Engage All the Learning

Toki Tori 2 Screenshot

HIGH Pulling off a complex series of environment manipulations without a hitch the first time.

LOW Knowing just enough of a puzzle solution's to solve it wrong. For hours.

WTF Some of the photographs have to be taken before the player is taught the photograph song.

I want to hate Toki Tori 2.

I want to rage at it, because it continuously stymied me with puzzles that required creative, out-of-the box solutions.

I want to wring the neck of the protagonist—the plucky, always cheerful chicken/duck/bird Toki Tori.

I want to condemn the game's unrepentant lack of hand-holding, and its constant expectation that I will solve its mysteries on my own without giving me even the slightest hint that I'm solving its puzzles correctly.

…But I can't do any of those things, because Toki Tori 2 really does give me everything I need to solve its puzzles before sitting back and waiting for me to use my brain instead of ranting about how stuck I was.

And when I did, everything fell into place.

Toki Tori 2 is a puzzle game, with adorable graphics and upbeat music. It's easy to think that it's a game meant for children, with its cartoony graphics and simplistic playstyle, which makes it all the more fiendish when the difficulty begins to ramp up.

Toki Tori (the birdlike character itself) is only capable of moving, stomping, and whistling to affect the environment and other animals, and these simplistic manipulations form the basis for a difficult puzzle game that doesn't hold back when it comes to making the player think, and think hard.

Every creature encountered can be influenced in some way: stomping can cause a hermit crab to move away, making the platform it calls home cover a gap so Toki Tori can cross to the other side. Whistling can make luminescent moths approach, and illuminate previously hidden paths in a pitch-black cave. Some animals can interact with others, such as frogs swallowing bugs and belching bubbles that carry Toki Tori to new areas.

Toki Tori 2 Screenshot

There are only a small selection of ways the player can interact with the world of Toki Tori 2, but the game twists all the possibilities into befuddling puzzles that often left me knowing where I was supposed to go, but not knowing how.

As one might have guessed by now, my biggest issue with Toki Tori 2 is its lack of explaining anything. Outside of the title cards, there is no text in Toki Tori 2. No dialogue. There's barely even a story, and it seems to be one of "Yellow bird sets out to save homeland from black gunk." What this has to do with collecting the golden doodads scattered across each stage is unclear, and collecting bits doesn't seem to actually influence the game in any way that I could discover.
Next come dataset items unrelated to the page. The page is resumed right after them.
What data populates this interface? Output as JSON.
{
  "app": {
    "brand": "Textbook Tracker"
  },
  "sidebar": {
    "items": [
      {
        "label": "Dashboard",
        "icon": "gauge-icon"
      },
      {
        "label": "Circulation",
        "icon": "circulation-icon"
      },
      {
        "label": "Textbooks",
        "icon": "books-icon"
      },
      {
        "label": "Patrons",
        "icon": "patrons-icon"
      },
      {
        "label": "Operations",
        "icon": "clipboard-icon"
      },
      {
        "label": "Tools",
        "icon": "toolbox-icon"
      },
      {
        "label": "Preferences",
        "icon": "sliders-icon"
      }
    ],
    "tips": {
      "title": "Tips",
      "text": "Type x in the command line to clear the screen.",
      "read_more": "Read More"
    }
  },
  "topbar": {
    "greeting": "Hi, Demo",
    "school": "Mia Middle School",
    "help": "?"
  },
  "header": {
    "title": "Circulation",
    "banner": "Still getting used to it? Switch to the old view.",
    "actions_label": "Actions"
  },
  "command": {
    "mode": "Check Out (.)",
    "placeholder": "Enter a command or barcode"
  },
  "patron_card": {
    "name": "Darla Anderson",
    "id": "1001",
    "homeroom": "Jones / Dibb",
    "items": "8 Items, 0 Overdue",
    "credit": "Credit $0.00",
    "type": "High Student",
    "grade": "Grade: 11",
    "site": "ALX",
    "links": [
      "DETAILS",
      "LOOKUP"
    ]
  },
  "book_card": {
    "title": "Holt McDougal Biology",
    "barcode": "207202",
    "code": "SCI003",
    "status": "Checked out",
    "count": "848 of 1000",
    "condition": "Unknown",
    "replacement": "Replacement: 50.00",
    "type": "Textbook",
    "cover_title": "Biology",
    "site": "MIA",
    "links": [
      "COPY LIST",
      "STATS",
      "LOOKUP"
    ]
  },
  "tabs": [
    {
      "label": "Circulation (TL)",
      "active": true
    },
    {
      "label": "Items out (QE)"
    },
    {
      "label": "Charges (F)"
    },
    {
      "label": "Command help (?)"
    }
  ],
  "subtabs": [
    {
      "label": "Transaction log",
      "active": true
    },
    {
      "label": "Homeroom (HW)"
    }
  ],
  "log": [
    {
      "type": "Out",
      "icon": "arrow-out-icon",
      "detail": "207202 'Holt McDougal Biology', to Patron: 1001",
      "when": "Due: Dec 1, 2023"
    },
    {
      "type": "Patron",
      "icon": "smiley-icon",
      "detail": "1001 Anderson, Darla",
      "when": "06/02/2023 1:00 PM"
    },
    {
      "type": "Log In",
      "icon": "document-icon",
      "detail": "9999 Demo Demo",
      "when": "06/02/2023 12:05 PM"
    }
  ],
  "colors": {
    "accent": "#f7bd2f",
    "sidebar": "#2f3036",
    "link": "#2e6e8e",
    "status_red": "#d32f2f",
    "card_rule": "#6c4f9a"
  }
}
Levels are not named, which made it difficult to seek aide whenever I became overwhelmingly stuck. How do I tell someone that I'm stuck at "the one place with the three box crabs and the river of lava?" But, the most detrimental example of vagueness is when the player is finally given an explicit task to accomplish beyond traveling from Point A to B.

Just one seemingly simple task ("Find pipe. Get frog to enter it.") stymied me for hours. I found the pipe and frog easily, but nothing I did could make it open. Finally, thinking I would find some switch elsewhere, I left the stage and went on to complete almost 85% of the of available stages.

As of this writing, I still haven't solved that puzzle, but at least I finally learned the solution (the pipe opens automatically when the frog gets close enough). How much time could I have saved if that one little point had been clearer?

Checkpoints are frequent, which is good as it's easy to kill Toki Tori or wind up stuck in an inescapable situation. Resetting back to the previous checkpoint is as simple as whistling a series of notes in a tune. However, touching the checkpoint saves the state of the world at that moment, so it's also easy to die just as Toki Tori reaches a checkpoint and enters an endless loop of death until the whole game is restarted.

One can also get permanently stuck in a location, unable to backtrack to an earlier checkpoint, whereupon the only recourse is to fast-travel to the nearest waypoint. Fast-traveling is fairly simple, but it has the side-effect of making the player solve all previously-completed puzzles again in order to reach the area they just left.

Less of a platformer and more of a straight puzzler, Toki Tori 2 is right up the alley of those that love games requiring unconventional thinking. Its easy controls and basic gameplay ensure that anyone can pick it up and try it, while its difficulty curve, frequent sticking points and general lack of explanation means that only the most determined will finish it.  Rating: 6.5 out of 10.


Disclosures: This game was obtained via publisher and reviewed on the Wii U. Approximately 16 hours of play were devoted to the game, and the game was not completed. There are no multi-player modes.

Parents: The ESRB has rated this game for everyone, and it should be accessible to all ages.

Deaf & Hard of Hearing: The game is very accessible; there is no dialog, spoken or written, and songs taught to Toki Tori are represented visually as well as audibly. There should be no barriers here.